Computational Reverse-Engineering Analysis for Scattering Experiments (CREASE) on Biomacromolecular Assemblies

Many biomacromolecules are known to undergo thermoresponsive assembly into various morphologies, making them promising candidates for temperature-modulated applications such as drug delivery and tissue engineering. As two examples, methylcellulose (MC) chains self-assemble to form fibrillar structure in aqueous solutions at elevated temperature [Schmidt et al. Macromolecules, 2018, 51, 7767-7775]; elastin-like peptide-collagen-like pepetide (ELP-CLP) conjugates self-assemble to form vesicles at physiological temperatures [Luo and Kiick, J. Am. Chem. Soc. 2015, 137, 15362-15365]. Understanding the assembled macromolecular structure - domain shapes and dimensions - is key to precise control of the behaviors of such biomacromolecular materials in commercial applications. Small-angle scattering (SAS) is a useful experimental technique to characterize the structure of polymer assembly in solutions. However, interpretation of the SAS output - a scattering profile of averaged intensity (I(q)) at various wave factors (q) - often relies on analytical models only available for several conventional structures. Interpretation of I(q) vs. q plots for unconventional/non-equilibrium assembled structures with simple/complex polymer conformations remains challenging as relevant analytical models are not always available for such cases.

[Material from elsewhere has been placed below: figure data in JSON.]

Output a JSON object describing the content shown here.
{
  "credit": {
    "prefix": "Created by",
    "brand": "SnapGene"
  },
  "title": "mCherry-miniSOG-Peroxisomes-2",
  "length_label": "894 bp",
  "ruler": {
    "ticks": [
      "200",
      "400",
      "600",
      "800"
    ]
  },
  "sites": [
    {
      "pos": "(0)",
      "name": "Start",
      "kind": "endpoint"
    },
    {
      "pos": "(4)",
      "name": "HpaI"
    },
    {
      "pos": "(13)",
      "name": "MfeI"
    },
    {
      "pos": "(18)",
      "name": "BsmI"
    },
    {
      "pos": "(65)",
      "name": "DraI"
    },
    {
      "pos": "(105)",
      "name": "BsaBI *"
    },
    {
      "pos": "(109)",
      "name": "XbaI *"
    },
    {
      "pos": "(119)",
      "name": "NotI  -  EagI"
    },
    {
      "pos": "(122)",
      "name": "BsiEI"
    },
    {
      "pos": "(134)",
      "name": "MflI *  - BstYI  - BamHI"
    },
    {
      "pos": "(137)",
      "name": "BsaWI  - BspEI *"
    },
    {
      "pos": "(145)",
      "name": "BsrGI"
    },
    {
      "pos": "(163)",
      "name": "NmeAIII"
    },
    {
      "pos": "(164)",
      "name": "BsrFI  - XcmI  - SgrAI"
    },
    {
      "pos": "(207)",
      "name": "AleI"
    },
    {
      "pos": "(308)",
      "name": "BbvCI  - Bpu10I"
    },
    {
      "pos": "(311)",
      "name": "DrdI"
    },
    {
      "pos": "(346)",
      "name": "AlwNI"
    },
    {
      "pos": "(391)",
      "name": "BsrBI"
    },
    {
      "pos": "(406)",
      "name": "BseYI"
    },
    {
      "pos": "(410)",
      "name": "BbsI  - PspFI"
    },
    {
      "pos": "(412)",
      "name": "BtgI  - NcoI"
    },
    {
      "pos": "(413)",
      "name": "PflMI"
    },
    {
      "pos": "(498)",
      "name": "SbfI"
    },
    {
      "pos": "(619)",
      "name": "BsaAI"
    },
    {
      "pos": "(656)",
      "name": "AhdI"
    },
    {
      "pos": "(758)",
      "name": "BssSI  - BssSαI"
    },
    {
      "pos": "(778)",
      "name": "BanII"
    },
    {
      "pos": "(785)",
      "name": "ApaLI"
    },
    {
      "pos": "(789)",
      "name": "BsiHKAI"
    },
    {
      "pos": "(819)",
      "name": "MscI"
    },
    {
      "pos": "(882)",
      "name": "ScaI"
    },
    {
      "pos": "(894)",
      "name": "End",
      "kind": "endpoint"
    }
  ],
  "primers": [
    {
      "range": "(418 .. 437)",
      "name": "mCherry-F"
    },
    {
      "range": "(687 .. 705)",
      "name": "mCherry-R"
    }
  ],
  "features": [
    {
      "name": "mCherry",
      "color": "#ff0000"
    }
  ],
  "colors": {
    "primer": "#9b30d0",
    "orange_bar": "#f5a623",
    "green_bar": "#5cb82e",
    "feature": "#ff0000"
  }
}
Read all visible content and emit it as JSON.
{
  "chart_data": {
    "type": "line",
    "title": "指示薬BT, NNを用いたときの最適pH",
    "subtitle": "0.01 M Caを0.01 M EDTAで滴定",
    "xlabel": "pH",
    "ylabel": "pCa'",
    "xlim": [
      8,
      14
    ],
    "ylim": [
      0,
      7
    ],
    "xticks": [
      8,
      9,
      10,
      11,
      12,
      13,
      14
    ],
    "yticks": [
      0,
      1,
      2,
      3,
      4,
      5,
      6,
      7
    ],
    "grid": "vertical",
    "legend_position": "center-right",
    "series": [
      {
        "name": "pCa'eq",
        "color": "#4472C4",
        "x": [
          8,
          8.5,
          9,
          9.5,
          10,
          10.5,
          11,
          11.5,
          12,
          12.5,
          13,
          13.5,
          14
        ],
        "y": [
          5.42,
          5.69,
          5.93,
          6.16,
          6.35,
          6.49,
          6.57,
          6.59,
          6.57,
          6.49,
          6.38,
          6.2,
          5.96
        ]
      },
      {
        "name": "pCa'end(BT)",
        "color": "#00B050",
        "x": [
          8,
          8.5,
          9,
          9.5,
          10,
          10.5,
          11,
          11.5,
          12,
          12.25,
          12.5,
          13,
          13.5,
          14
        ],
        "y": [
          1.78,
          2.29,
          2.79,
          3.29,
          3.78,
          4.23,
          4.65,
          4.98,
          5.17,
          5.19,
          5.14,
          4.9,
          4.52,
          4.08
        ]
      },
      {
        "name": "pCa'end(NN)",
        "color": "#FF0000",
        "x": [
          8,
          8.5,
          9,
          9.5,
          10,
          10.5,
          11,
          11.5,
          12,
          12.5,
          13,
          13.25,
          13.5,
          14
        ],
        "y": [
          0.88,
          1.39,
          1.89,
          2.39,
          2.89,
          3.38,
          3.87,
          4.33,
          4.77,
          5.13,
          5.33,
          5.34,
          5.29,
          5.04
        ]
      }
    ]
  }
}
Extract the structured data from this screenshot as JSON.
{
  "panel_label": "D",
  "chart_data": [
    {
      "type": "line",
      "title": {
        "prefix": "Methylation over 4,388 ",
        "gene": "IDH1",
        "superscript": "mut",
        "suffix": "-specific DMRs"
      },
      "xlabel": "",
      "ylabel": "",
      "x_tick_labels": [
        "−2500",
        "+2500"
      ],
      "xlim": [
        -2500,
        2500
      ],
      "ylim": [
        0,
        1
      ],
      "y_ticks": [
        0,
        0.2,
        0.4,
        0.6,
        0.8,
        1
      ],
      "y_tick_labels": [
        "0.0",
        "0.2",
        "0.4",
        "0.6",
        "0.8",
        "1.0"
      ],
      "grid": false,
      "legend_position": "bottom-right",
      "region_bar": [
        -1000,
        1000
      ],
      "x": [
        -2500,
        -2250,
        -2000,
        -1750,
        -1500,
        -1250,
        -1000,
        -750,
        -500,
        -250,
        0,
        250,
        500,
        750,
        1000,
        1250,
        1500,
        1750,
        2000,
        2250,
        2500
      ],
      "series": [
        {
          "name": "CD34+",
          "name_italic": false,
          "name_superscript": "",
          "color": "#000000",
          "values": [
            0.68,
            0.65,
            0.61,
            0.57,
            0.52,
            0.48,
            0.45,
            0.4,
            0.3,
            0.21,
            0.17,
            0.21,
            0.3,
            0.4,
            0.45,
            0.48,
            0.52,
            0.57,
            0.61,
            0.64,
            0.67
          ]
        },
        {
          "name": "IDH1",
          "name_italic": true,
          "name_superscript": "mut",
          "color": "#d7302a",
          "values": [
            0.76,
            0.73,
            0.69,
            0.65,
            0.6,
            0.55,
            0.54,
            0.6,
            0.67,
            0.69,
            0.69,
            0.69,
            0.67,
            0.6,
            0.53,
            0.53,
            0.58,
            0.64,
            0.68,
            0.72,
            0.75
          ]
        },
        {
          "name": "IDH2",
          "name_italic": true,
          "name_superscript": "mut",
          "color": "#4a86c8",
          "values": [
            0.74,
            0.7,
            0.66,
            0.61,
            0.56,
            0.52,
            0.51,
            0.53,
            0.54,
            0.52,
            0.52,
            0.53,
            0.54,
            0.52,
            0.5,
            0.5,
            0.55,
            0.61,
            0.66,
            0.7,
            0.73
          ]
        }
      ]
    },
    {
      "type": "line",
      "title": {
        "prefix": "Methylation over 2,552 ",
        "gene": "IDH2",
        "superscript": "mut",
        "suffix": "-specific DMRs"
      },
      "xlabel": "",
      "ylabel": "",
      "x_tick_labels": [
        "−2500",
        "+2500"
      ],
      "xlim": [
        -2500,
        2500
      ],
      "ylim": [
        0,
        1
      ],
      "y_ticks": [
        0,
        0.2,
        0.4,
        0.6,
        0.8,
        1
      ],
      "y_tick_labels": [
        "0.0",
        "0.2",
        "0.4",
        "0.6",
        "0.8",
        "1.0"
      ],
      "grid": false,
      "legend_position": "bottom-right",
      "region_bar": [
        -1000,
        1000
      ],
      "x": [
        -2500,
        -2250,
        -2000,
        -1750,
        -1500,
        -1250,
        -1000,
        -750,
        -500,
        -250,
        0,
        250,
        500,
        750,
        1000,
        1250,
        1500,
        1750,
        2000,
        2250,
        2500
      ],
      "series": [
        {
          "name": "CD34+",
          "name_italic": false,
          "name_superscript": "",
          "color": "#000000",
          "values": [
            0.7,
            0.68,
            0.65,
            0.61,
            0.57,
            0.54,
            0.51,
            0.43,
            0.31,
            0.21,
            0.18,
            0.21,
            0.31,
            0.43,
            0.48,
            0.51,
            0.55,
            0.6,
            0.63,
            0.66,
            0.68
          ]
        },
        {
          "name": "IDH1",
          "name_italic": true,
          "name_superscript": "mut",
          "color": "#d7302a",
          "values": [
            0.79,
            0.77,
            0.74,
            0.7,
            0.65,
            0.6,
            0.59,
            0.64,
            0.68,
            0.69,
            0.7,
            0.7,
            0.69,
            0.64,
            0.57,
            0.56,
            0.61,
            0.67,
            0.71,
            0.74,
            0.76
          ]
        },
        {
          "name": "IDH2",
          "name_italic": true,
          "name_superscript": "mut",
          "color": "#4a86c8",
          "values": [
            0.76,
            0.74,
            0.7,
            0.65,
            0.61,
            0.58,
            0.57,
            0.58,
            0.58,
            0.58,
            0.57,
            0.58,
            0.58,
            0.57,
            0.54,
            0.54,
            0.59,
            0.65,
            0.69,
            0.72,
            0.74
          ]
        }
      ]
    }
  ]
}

In this talk, we present our recently developed computational method, CREASE, to analyze SAS results obtained from structures with high dispersity in dimensions formed upon assembly of complex polymer chemistries. Using genetic algorithm (GA) as the optimizer, CREASE takes as input I(q) vs. q plot and a general category of assembly morphology (e.g., “semiflexible fibril” or “bilayer vesicle”) and provides as output the relevant dimensions of the structure and dispersity in the dimensions whose computed scattering profile most closely matches input scattering profile. We test the performance of CREASE on both scattering profiles of methylcellulose fibrils and ELP-CLP vesicles and compare the predicted dimensions with those obtained from fitting analytical models. We also show how CREASE can be accelerated by incorporating neural network (NN) models. This talk will demonstrate CREASE’s potential to extract useful information about microscopic structure from SAS outputs without being limited by off-the-shelf scattering models and greatly improve the interpretability of small-angle scattering as a method to characterize polymer structures.